In Flanders the situation was different. Vlaams Belang, the party of Mr. De Winter, has its popular base in Antwerp—the largest Dutch-speaking city in Belgium and its main port—receiving one third of the votes in 2000 and 2006. In Flanders the party receives between 15% and 25% of the popular vote. Like FPÖ, Vlaams Belang has the capability of expanding its popularity over 10% with peaks of 25% and occasionally even 33%. In Antwerp, there is also a significant Jewish minority, but it is mainly a closed community of Orthodox religious people. Unlike in Austria, Vlaams Belang is excluded from public offices and participation in the coalition government. The central question is whether support for Israel will turn the tables for Vlaams Belang.

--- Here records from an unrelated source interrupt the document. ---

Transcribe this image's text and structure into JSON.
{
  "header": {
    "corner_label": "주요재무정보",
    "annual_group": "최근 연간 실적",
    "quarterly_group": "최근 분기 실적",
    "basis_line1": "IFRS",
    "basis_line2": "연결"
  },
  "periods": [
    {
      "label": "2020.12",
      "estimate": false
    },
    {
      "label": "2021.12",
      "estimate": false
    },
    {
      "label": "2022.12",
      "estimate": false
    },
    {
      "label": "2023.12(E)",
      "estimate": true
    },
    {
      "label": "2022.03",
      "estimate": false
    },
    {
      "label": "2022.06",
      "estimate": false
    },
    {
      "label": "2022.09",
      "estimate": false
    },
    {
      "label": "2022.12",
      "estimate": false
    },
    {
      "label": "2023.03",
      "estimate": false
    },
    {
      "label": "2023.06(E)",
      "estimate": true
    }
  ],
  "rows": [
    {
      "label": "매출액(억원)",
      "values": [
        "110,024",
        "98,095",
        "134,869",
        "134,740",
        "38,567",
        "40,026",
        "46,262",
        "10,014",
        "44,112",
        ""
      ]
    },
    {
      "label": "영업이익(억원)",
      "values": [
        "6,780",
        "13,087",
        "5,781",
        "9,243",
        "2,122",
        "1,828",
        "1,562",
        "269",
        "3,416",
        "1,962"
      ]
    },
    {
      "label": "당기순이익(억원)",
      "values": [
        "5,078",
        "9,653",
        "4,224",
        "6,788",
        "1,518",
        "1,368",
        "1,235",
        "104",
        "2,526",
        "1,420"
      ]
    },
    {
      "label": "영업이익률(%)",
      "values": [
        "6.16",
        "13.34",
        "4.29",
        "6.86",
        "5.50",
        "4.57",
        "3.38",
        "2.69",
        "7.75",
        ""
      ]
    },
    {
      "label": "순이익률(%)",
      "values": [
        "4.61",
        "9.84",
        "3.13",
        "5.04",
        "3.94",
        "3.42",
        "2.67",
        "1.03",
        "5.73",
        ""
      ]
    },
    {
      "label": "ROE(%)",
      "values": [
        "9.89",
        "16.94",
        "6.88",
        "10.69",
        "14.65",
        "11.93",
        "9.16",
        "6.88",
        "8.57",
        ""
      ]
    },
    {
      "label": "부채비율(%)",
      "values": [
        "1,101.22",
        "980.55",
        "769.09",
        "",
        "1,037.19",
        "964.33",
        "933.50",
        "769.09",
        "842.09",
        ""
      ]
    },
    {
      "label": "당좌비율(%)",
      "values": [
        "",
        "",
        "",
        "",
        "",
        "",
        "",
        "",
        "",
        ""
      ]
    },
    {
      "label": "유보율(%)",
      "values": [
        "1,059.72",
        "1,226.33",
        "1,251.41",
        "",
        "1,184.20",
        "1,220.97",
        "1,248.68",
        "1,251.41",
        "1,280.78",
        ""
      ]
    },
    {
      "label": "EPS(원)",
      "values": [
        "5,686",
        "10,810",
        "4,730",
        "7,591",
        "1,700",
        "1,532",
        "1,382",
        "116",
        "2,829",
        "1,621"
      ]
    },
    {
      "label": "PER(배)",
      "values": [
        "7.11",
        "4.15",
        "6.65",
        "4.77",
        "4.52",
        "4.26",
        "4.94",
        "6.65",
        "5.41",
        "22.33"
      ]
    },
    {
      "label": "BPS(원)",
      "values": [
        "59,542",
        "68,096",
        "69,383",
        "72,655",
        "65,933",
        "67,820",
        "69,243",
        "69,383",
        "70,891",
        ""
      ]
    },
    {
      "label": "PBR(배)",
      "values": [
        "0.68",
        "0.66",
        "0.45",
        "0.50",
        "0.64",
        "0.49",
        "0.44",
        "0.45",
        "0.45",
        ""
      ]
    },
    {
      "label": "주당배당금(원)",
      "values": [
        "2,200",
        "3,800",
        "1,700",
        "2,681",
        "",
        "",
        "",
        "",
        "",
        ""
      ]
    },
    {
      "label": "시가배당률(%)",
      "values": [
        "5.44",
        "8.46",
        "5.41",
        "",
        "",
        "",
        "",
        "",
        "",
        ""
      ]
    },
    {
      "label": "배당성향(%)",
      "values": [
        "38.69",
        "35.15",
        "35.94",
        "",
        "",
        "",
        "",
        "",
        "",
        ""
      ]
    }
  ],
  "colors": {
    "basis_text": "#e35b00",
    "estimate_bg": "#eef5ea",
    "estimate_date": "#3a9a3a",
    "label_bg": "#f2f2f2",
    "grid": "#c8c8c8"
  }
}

Support for Israel is by no means restricted to radical parties. (Incidentally, MP Wim Kortenoeven of Wilders’ Freedom Party has called for “preventive war” against Iran.)  Mainstream parties are generally favorable towards Israel and Jewish interests, despite a small but noisy pro-Palestinian faction within the socialist parties. Any Israel lobby will focus on the best way to influence the established liberal, socialist and Christian parties. In other words, from the Jewish side there is no interest in seeking the support of nationalist parties. Local Jewish communities are generally hostile to nationalist sentiments. In 2008, the Vienna Jewish community leader called Mr. Strache “more dangerous than Haider.” By the way, Haider died in October 2008 and got the semblance of a state funeral which was attended by all important political leaders in Austria.

My point is that Israel is not desperately seeking support and is no power broker in European politics. Even more, local Jewish communities in Europe remain hostile towards nationalist and Christian sentiments, as is proven by an official protest by the Austrian Jewish community of contacts between Likud and Mr. Strache. Love for Israel has always been a one way affair and Diaspora Jews are staunchly leftist. Even in Holland, where Mr. Wilders is unquestionably pro-Jewish (married to a Jewish wife and with possible Jewish descent) and pro-Israel, Jews don’t publicly support him in the media or via the polls. I am convinced that within a democratic framework politics is about acquiring support from interest groups, but there will never be a genuine affection between nationalist politics and Jewish interests.